Our cluster supports two main kinds of working storage described below. All storage is not usable for long term storage. If the account is deactivated data will be removed after a short time due to privacy concerns. For good scientific practice data should be kept for 10 years, therefore you need to copy your data to a archive at the end of your thesis!

Global, persistent storage (/home/{user}): This storage option is shared across all containers. Being made persistent and secure by the Ceph file system across multiple storage nodes, it is, however, presumably slower than the

Local, non-persistent storage (/raid/{user}): The local SSD memory of every A100 node is the fastest way to store data. However, upon container termination or node failure, data is likely lost or inaccessible. Stored data is not directly purged after every job, but will eventually be removed after longer inactivity.

Best practices

  • Use persistent storage (e.g., /home/{user}) for any important data: code, configurations, experimental results
  • Use non-persistent storage (e.g., /raid/{user}) for temporary files and fast access: model snapshots, downloaded data sets
    • It is recommended to copy your datasets to /raid/{user} when required for training and clean up after your job has finished
  • You can start by dumping all results to local storage, and then periodically copy them to global storage
  • If you want to run compute-intensive experiments, it might make sense to explicitly install Python packages to the local SSD
  • You can specify which node you want to use when starting containers - this allows to re-access the local storage!
  • While both storage types have high limits, please clean up after yourself, and do not store extremely big files persistently, i.e., on /home/{user} or inside your container workspace

Note

See Advanced storage topics for more information on the file systems.

SSH

For easy access with SSH, it is recommended that you add the address of your Slurm job to the ~/.ssh/config file of your local computer. The folder .ssh is found in your users home folder.

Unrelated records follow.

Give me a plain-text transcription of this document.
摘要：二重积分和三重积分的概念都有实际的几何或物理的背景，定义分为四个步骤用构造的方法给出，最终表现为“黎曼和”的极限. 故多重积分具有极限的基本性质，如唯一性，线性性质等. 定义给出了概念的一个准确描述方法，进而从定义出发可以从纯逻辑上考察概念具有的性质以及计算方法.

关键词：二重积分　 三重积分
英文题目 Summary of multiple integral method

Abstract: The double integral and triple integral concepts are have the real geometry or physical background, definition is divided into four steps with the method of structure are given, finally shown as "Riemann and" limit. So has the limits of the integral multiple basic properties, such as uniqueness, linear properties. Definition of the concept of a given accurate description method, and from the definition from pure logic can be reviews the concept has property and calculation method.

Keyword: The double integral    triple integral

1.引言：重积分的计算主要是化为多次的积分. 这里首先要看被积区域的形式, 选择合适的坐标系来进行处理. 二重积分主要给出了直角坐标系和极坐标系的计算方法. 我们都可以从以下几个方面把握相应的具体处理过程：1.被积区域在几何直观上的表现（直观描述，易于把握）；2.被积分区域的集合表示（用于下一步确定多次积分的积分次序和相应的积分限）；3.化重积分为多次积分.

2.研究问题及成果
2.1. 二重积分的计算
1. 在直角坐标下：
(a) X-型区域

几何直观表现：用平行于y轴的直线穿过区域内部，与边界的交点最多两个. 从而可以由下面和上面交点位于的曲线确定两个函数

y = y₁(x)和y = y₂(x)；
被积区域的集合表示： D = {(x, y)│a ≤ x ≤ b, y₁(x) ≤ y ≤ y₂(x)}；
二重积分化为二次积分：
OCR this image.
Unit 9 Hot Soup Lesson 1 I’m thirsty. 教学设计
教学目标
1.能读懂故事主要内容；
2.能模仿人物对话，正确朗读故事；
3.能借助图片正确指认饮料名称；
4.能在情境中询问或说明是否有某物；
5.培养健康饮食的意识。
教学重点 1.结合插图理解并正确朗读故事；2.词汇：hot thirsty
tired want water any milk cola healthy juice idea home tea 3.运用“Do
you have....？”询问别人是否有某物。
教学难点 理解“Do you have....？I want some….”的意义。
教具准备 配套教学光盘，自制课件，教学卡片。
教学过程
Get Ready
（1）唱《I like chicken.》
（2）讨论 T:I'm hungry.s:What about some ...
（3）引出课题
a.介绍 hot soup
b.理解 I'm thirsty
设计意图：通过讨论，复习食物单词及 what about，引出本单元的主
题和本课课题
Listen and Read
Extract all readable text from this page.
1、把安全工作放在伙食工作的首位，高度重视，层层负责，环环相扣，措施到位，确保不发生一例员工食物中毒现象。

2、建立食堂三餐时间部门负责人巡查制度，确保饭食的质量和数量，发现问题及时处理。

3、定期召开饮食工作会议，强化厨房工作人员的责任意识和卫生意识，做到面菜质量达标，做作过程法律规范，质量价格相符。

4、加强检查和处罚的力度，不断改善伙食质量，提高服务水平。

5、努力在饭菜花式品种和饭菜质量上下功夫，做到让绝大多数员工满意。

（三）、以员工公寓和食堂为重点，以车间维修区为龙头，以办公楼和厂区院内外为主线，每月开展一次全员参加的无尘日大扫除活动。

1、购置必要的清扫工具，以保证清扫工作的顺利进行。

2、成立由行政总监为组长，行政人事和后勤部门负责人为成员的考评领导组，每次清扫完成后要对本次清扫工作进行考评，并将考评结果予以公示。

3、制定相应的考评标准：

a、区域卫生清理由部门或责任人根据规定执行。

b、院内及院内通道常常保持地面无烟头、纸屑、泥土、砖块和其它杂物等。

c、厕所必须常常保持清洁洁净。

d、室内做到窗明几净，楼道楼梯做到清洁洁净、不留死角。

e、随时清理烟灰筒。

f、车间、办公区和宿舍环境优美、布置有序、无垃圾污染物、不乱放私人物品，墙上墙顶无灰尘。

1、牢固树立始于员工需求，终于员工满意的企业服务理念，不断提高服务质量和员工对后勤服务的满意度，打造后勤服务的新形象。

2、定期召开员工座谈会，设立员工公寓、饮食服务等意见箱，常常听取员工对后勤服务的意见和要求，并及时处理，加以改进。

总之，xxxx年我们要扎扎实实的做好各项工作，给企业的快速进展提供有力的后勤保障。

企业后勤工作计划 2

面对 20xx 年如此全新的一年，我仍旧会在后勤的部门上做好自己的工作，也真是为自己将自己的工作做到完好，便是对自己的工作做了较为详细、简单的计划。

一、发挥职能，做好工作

Example entry for accessing a job that run on the node ml2ran10s0 with port 26000:

Host gwkilab
	HostName gwkilab.cs.tu-dortmund.de
	User <username>

Host slurmjob
	HostName ml2ran10s0
	ProxyJump gwkilab
	Port 26000

For <username>, you need to enter your LS8 account user name.

With the above configuration, you can type ssh slurmjob to open a terminal in your Slurm job. This configuration is also the basis for several common use cases for development. If problems arise check if ~/.ssh/authorized_keys inside the job has a key available. If not you must generate a new key file on gwkilab with the following commands and copy it into the job.

# ON **GWKILAB**

cd ~/.ssh/
ssh-keygen  # Press Enter 5 time

echo "IdentityFile ~/.ssh/id_rsa" >> ~/.ssh/config

echo "Copy to JOB ~/.ssh/authorized_keys:"
cat id_rsa.pub # Copy this out

Important

It is important that the newly generated key is copied into the first line of ~/.ssh/authorized_keys (the public key of your laptop should then be at the second line).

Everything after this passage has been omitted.